Investors speculating the dollar rally is fizzling out may be overlooking trillions of reasons why it will keep on going.
There’s pent-up demand for the U.S. currency that will underpin years of appreciation because the world is “structurally short” the dollar, according to investor and former International Monetary Fund economist Stephen Jen.
Sovereign and corporate borrowers outside America owe a record $9 trillion in the U.S. currency, much of which will need repaying in coming years, data from the Bank for International Settlements show.
In addition, central banks that had reduced their holdings of the greenback are starting to reverse course, creating more demand. The dollar’s share of global foreign reserves shrank to a record 60 percent in 2011 from 73 percent a decade earlier, though it’s since climbed back to 63 percent.
So, the short-term ebbs and flows caused by changes in Federal Reserve policy or economic data releases may be overwhelmed by these larger forces combining to fuel more appreciation, according to Jen, the London-based co-founder of SLJ Macro Partners LLP and the former head of currency research at Morgan Stanley.
“Short-covering will continue to power the dollar higher,” said Jen, who predicts a 9 percent advance in the next three months to 96 cents per euro. “The dollar’s strength is not just about cyclical factors such as growth. The recent consolidation will likely prove to be temporary.”
Most strategists and investors agree on the reasons for the dollar’s advance versus each of its major counterparts during the past year: the prospect of higher U.S. interest rates while other nations are loosening policy.
Bloomberg’s Dollar Spot Index, which tracks the U.S. currency against 10 major peers including the euro and yen, has surged 20 percent since the middle of 2014. The gains stalled recently, sending the index down more than 3 percent in the three weeks through April 3, as Fed officials tempered investors’ expectations about the pace of rate increases.
Jen isn’t the only one who thinks short-dollar positions will cause the rally to extend.
Chris Turner, head of foreign-exchange strategy at ING Groep NV, sees the dollar surging through parity with the European currency by mid-year, from $1.0586 per euro as of 12:11 p.m. in New York. He said gains will be spurred by bonds from Germany to Ireland yielding below zero.
“Central banks are re-accumulating their dollar reserves and low, or negative, bond yields in the euro zone will probably speed up that trend,” said London-based Turner, whose bank topped Bloomberg’s rankings for the most accurate currency forecasts in the past two quarters.
Not everyone thinks the dollar will keep on climbing. David Bloom, global head of currency strategy at HSBC Holdings Plc, said in a report that the effects of policy divergence have run their course and that the greenback rally “will stall as the market demands: tell me something I don’t know.”
Billionaire Bill Gross of Janus Capital Group Inc. has meanwhile been betting on U.S. Treasuries against German bunds on the basis that the spread between American and European interest rates will narrow. He called his bet “the trade of the year.”

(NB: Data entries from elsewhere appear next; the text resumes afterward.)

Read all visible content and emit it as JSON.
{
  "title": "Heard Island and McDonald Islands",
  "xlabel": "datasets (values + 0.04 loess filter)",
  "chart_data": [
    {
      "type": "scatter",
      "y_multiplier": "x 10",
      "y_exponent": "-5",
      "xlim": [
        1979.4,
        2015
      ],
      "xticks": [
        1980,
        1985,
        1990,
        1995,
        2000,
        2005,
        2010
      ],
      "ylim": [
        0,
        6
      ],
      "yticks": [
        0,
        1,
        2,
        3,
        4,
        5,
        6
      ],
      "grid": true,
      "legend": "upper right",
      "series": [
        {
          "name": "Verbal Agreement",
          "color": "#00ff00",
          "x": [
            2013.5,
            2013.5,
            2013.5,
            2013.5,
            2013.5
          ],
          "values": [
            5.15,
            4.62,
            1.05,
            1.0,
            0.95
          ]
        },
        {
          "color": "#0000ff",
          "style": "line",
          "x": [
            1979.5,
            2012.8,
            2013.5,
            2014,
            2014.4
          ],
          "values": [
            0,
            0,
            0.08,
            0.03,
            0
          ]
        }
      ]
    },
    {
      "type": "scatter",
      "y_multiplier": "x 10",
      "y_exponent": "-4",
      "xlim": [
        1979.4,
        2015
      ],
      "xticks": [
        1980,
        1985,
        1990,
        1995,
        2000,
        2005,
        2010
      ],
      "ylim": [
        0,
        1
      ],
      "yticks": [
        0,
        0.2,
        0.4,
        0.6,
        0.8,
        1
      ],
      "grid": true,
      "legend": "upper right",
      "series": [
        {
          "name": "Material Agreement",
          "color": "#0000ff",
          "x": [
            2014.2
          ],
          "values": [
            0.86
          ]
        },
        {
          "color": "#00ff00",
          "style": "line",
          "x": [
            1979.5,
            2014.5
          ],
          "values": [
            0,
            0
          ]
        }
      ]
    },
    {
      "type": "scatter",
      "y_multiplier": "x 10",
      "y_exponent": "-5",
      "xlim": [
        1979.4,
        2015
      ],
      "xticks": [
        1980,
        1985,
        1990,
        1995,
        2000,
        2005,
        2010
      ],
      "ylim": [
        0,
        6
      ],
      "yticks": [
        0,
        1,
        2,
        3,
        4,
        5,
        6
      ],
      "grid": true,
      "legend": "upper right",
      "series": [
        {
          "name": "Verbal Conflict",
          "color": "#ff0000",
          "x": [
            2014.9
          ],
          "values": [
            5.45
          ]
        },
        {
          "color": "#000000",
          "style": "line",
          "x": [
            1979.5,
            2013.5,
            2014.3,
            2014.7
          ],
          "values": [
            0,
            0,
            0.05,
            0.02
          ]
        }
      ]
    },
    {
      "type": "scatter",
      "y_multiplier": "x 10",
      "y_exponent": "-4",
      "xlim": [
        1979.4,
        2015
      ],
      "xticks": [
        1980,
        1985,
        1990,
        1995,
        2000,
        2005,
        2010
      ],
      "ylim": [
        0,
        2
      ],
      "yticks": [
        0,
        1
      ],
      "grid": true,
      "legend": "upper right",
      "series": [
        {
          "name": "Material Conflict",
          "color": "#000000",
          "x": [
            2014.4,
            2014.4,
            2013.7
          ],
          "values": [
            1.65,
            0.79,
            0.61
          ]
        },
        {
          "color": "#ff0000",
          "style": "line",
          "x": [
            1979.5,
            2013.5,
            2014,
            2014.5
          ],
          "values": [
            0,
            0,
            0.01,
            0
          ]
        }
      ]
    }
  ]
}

Adrian Lee, whose eponymous investment company oversees more than $5 billion, does expect the dollar to keep strengthening and points to monetary policy as the biggest driver as the tightening bias of the Fed contrasts with a European Central Bank that’s expanding the money supply.
“The dichotomy between Europe and the U.S. is most interesting,” said Lee, chief investment officer at Adrian Lee & Partners, which has offices in London and Dublin. “If you ask where our strategy would be in a year’s time, we can easily have a forecast of the euro well below $1.”

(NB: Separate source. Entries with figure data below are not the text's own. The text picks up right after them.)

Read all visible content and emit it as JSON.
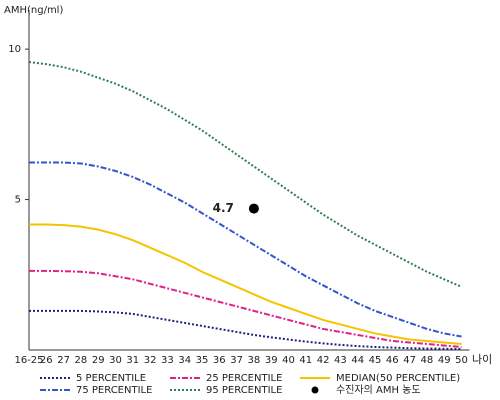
{
  "chart_data": {
    "type": "line",
    "y_label": "AMH(ng/ml)",
    "x_label": "나이",
    "categories": [
      "16-25",
      "26",
      "27",
      "28",
      "29",
      "30",
      "31",
      "32",
      "33",
      "34",
      "35",
      "36",
      "37",
      "38",
      "39",
      "40",
      "41",
      "42",
      "43",
      "44",
      "45",
      "46",
      "47",
      "48",
      "49",
      "50"
    ],
    "ylim": [
      0,
      11.3
    ],
    "yticks": [
      5,
      10
    ],
    "series": [
      {
        "name": "5 PERCENTILE",
        "color": "#1a237e",
        "dash": "2,2",
        "values": [
          1.3,
          1.3,
          1.3,
          1.3,
          1.28,
          1.25,
          1.2,
          1.1,
          1.0,
          0.9,
          0.8,
          0.7,
          0.6,
          0.5,
          0.42,
          0.35,
          0.28,
          0.22,
          0.17,
          0.13,
          0.1,
          0.08,
          0.06,
          0.05,
          0.04,
          0.03
        ]
      },
      {
        "name": "25 PERCENTILE",
        "color": "#e0218a",
        "dash": "6,2,2,2",
        "values": [
          2.63,
          2.63,
          2.62,
          2.6,
          2.55,
          2.45,
          2.35,
          2.2,
          2.05,
          1.9,
          1.75,
          1.6,
          1.45,
          1.3,
          1.15,
          1.0,
          0.85,
          0.7,
          0.6,
          0.5,
          0.4,
          0.3,
          0.25,
          0.2,
          0.15,
          0.1
        ]
      },
      {
        "name": "MEDIAN(50 PERCENTILE)",
        "color": "#f5c400",
        "dash": "none",
        "values": [
          4.17,
          4.17,
          4.15,
          4.1,
          4.0,
          3.85,
          3.65,
          3.4,
          3.15,
          2.9,
          2.6,
          2.35,
          2.1,
          1.85,
          1.6,
          1.4,
          1.2,
          1.0,
          0.85,
          0.7,
          0.55,
          0.45,
          0.35,
          0.3,
          0.25,
          0.2
        ]
      },
      {
        "name": "75 PERCENTILE",
        "color": "#3355cc",
        "dash": "6,2,2,2",
        "values": [
          6.23,
          6.23,
          6.23,
          6.2,
          6.1,
          5.95,
          5.75,
          5.5,
          5.2,
          4.9,
          4.55,
          4.2,
          3.85,
          3.5,
          3.15,
          2.8,
          2.45,
          2.15,
          1.85,
          1.55,
          1.3,
          1.1,
          0.9,
          0.7,
          0.55,
          0.45
        ]
      },
      {
        "name": "95 PERCENTILE",
        "color": "#2e7d4f",
        "dash": "2,2",
        "values": [
          9.57,
          9.5,
          9.4,
          9.25,
          9.05,
          8.85,
          8.6,
          8.3,
          8.0,
          7.65,
          7.3,
          6.9,
          6.5,
          6.1,
          5.7,
          5.3,
          4.9,
          4.5,
          4.15,
          3.8,
          3.5,
          3.2,
          2.9,
          2.6,
          2.35,
          2.1
        ]
      }
    ],
    "point": {
      "name": "수진자의 AMH 농도",
      "category": "38",
      "value": 4.7,
      "color": "#000000"
    }
  }
}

He also sees another structural factor that’s underpinning the dollar: the U.S.’s shrinking current-account deficit.
The decline in oil prices -- even with the shale-gas revolution, the nation is still an importer -- has helped the U.S. reduce its trade shortfall to 2.3 percent of gross domestic product, according to data compiled by Bloomberg. That’s down from a record 5.9 percent in 2006.
For Jen, the rise in dollar-denominated debt across the globe is key. The $9 trillion owed by borrowers outside the U.S. has surged from $6 trillion at the end of 2008 -- when the Fed cut its benchmark interest rate to near zero, making it cheaper to issue in the currency.
Russian gas producer OAO Gazprom, Spanish phone company Telefonica SA and ArcelorMittal, the world’s largest steelmaker, have each raised about $12 billion in the U.S. currency since then, data compiled by Bloomberg show. France and Sweden are among the biggest sovereign issuers, borrowing more than $100 billion between the two.
Some of that will need to be repaid even if the remainder will be rolled over. And debt that will eventually be refinanced needs servicing in the meantime.
“After years of accumulating a huge amount of debt in dollars, borrowers will need to figure out how to repay” given the currency’s recent gains, Jen said. “People will either repay early or start hedging actively. There’ll be huge demand for the dollar that is much more than what’s consistent with growth or interest-rate differentials.”